Provided by Debbie Fleming

Categories     Bread     Nut     Vegetable     Brunch     Bake     Thanksgiving     Walnut     Zucchini     Sweet Potato/Yam     Fall     Healthy     Bon Appétit     South Carolina     Kidney Friendly     Vegetarian     Pescatarian     Dairy Free     Peanut Free     Soy Free     Kosher

Yield Makes 1 loaf

Number Of Ingredients 12

2 cups all purpose flour
2 teaspoons ground cinnamon
1 teaspoon baking soda
1/4 teaspoon baking powder
1/4 teaspoon salt
2 cups sugar
3/4 cup vegetable oil
3 large eggs
1 teaspoon vanilla extract
1 1/2 cups grated zucchini
1 1/2 cups grated peeled sweet potato
1 cup chopped walnuts, toasted

Steps:

  • Preheat oven to 350°F. Butter and flour 9x5x3-inch loaf pan.
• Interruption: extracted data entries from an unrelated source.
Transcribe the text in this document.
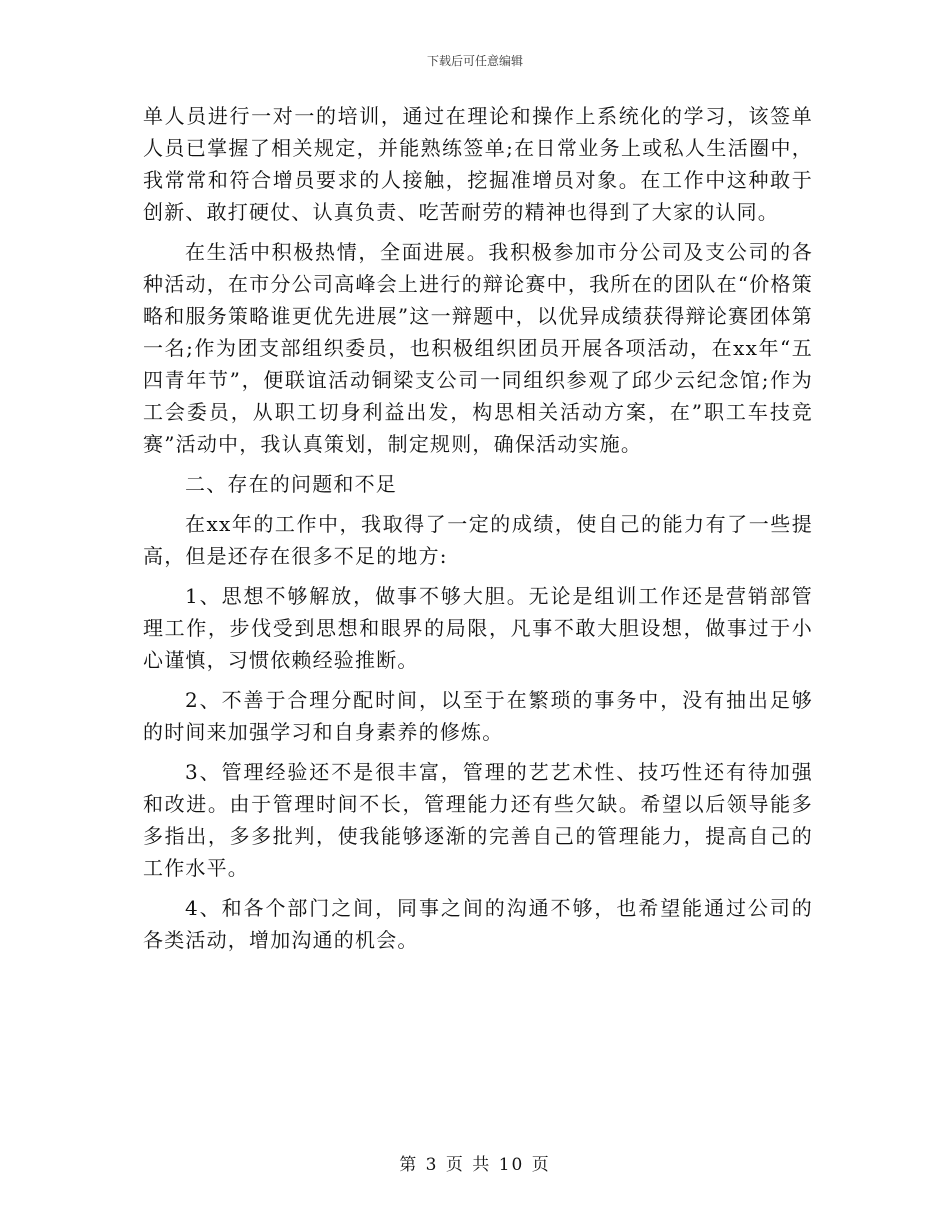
下载后可任意编辑

单人员进行一对一的培训，通过在理论和操作上系统化的学习，该签单人员已掌握了相关规定，并能熟练签单;在日常业务上或私人生活圈中，我常常和符合增员要求的人接触，挖掘准增员对象。在工作中这种敢于创新、敢打硬仗、认真负责、吃苦耐劳的精神也得到了大家的认同。

在生活中积极热情，全面进展。我积极参加市分公司及支公司的各种活动，在市分公司高峰会上进行的辩论赛中，我所在的团队在“价格策略和服务策略谁更优先进展”这一辩题中，以优异成绩获得辩论赛团体第一名;作为团支部组织委员，也积极组织团员开展各项活动，在xx年“五四青年节”，便联谊活动铜梁支公司一同组织参观了邱少云纪念馆;作为工会委员，从职工切身利益出发，构思相关活动方案，在”职工车技竞赛”活动中，我认真策划，制定规则，确保活动实施。

二、存在的问题和不足

在xx年的工作中，我取得了一定的成绩，使自己的能力有了一些提高，但是还存在很多不足的地方:

1、思想不够解放，做事不够大胆。无论是组训工作还是营销部管理工作，步伐受到思想和眼界的局限，凡事不敢大胆设想，做事过于小心谨慎，习惯依赖经验推断。

2、不善于合理分配时间，以至于在繁琐的事务中，没有抽出足够的时间来加强学习和自身素养的修炼。

3、管理经验还不是很丰富，管理的艺艺术性、技巧性还有待加强和改进。由于管理时间不长，管理能力还有些欠缺。希望以后领导能多多指出，多多批判，使我能够逐渐的完善自己的管理能力，提高自己的工作水平。

4、和各个部门之间，同事之间的沟通不够，也希望能通过公司的各类活动，增加沟通的机会。

第 3 页 共 10 页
Sift first 5 ingredients into medium bowl. Beat sugar, oil, eggs and vanilla to blend in large bowl. Mix in zucchini and sweet potato. Add dry ingredients and walnuts and stir well.
  • Transfer batter to prepared pan. Bake until tester inserted into center comes out clean, about 1 hour 20 minutes. Cool bread in pan on rack 15 minutes. Cut around bread to loosen. Turn out onto rack and cool completely. (Can be prepared 1 day ahead. Wrap in foil and let stand at room temperature.)